Scenario: I sequenced an exome (with four FASTQ files) by nimblegen v3 array, and I want to call the variants by BWA+GATK. Assume you have downloaded. Analyze the data by the following command:

seqmule pipeline -a sample_lane1_R1.fq.gz,sample_lane2_R1.fq.gz -b sample_lane1_R2.fq.gz,sample_lane2_R2.fq.gz -capture seqmule/database/hg19nimblegen/hg19_nimblegen_SeqCap_exome_v3.bed -m -e -advanced seqmule/misc/predefined_config/bwa_gatk_HaplotypeCaller.config -quick -t 4 -prefix mySample

Explanations: -quick enables faster variant calling at the expense of higher memory usage; -t 4 tells SeqMule to use 4 CPUs; -e for exome or captured sequencing analysis; -m for merging two sets of reads.

Fast turnaround whole genome analysis

Scenario: I sequenced a genome with 30X and I need the variant ASAP. The combination of SNAP+FreeBayes is usually pretty fast. The following command uses this combination to perform analysis:

seqmule pipeline -a sample_R1.fq.gz -b sample_R2.fq.gz -advanced seqmule/misc/predefined_config/snap_freebayes.config -quick -t 12 -g -prefix mySample

Explanations: -g for whole genome analysis; -t 12 asks SeqMule to use 12 CPUs; -quick enables faster variant calling at the expense of higher memory usage. Note, SNAP is very memory-consuming, for best reliability, please make sure to have at least 32GB memory. Reducing number of CPUs will decrease memory a little bit.

Trio exome analysis

Scenario: I sequenced a family trio by exome and I want to find disease-causing (e.g. de novo) variants. I want to use SGE for this analysis.

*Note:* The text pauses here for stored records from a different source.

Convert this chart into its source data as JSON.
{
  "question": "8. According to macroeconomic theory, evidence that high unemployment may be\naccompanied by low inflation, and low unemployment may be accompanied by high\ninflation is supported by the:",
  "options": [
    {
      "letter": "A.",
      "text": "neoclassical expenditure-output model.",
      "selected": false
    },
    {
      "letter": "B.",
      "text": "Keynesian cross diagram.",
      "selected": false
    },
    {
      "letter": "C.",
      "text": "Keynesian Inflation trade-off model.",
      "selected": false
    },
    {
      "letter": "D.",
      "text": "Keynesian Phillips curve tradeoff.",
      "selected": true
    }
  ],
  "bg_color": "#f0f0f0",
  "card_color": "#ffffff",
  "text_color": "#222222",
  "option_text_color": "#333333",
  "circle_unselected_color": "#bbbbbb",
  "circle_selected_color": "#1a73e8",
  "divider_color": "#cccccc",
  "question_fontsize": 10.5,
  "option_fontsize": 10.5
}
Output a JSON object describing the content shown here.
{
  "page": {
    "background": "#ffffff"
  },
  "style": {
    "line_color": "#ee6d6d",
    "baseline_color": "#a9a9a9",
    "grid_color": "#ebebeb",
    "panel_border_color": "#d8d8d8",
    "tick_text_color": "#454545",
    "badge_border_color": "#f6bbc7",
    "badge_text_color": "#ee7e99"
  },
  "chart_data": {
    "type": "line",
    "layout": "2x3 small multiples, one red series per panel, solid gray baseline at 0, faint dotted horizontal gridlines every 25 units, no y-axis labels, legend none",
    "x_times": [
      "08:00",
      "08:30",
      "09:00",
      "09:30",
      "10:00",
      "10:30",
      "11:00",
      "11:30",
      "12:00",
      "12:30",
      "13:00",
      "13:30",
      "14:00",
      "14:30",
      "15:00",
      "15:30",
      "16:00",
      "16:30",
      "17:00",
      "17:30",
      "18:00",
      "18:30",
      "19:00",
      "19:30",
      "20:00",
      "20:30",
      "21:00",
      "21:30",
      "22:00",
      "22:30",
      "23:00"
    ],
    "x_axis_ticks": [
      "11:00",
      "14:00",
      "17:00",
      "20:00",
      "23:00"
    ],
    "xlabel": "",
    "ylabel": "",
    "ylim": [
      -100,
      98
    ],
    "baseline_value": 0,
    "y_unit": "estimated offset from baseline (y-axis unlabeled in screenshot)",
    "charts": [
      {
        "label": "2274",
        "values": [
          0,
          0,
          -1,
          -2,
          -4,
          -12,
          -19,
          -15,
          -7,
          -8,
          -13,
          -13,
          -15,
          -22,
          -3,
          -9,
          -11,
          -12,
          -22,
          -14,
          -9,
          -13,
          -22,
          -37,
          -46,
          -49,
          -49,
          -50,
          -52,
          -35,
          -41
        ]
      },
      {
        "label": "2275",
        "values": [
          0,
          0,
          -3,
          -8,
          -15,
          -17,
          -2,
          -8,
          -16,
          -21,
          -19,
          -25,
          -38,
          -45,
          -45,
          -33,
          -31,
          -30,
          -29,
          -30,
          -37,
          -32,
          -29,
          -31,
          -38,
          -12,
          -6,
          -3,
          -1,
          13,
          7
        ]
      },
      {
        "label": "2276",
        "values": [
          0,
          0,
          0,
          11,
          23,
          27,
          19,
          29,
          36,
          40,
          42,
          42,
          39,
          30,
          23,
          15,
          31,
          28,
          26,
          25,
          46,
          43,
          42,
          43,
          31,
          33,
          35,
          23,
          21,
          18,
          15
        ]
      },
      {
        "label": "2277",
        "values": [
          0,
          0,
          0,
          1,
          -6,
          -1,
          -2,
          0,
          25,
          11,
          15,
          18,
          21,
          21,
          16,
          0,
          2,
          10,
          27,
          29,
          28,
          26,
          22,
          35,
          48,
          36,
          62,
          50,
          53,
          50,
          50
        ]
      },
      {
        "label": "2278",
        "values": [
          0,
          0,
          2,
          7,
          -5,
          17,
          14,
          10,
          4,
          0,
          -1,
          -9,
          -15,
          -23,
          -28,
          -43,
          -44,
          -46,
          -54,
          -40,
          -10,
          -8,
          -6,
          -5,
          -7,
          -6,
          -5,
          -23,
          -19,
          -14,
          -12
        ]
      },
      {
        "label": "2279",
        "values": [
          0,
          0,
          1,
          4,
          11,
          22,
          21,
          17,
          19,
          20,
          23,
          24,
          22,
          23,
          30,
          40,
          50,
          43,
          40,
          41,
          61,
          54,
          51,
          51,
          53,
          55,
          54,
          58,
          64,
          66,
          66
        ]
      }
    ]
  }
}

seqmule pipeline -a fa_R1.fq.gz,mo_R1.fq.gz,son_R1.fq.gz -b fa_R2.fq.gz,mo_R2.fq.gz,son_R2.fq.gz -ms -e -q -t 4 -prefix father,mother,son -capture default -sge "qsub -V -cwd -pe smp XCPUX"

Explanations: -e for whole-exome or captured sequencing; -ms for multi-sample variant calling, which more accurate for a family trio than separate variant calling; -capture default tells SeqMule to use default exome definition for extracting variants; -sge "qsub -V -cwd -pe smp XCPUX tells SeqMule proper SGE commands and options for job submission, in particular, XCPUX is a special keyword reserved for SeqMule to specify number of CPUs for each job; -q enables faster variant calling at the expense of higher memory usage; -prefix father,mother,son specifies 3 prefixes for 3 sets of reads; -t 4 asks SeqMule to use 4 CPUs. By default, the combination of BWA-MEM+FreeBayes+SAMtools+GATKLite will be used for analysis. A consensus VCF file (from 3 variant callers) will be generated at the end.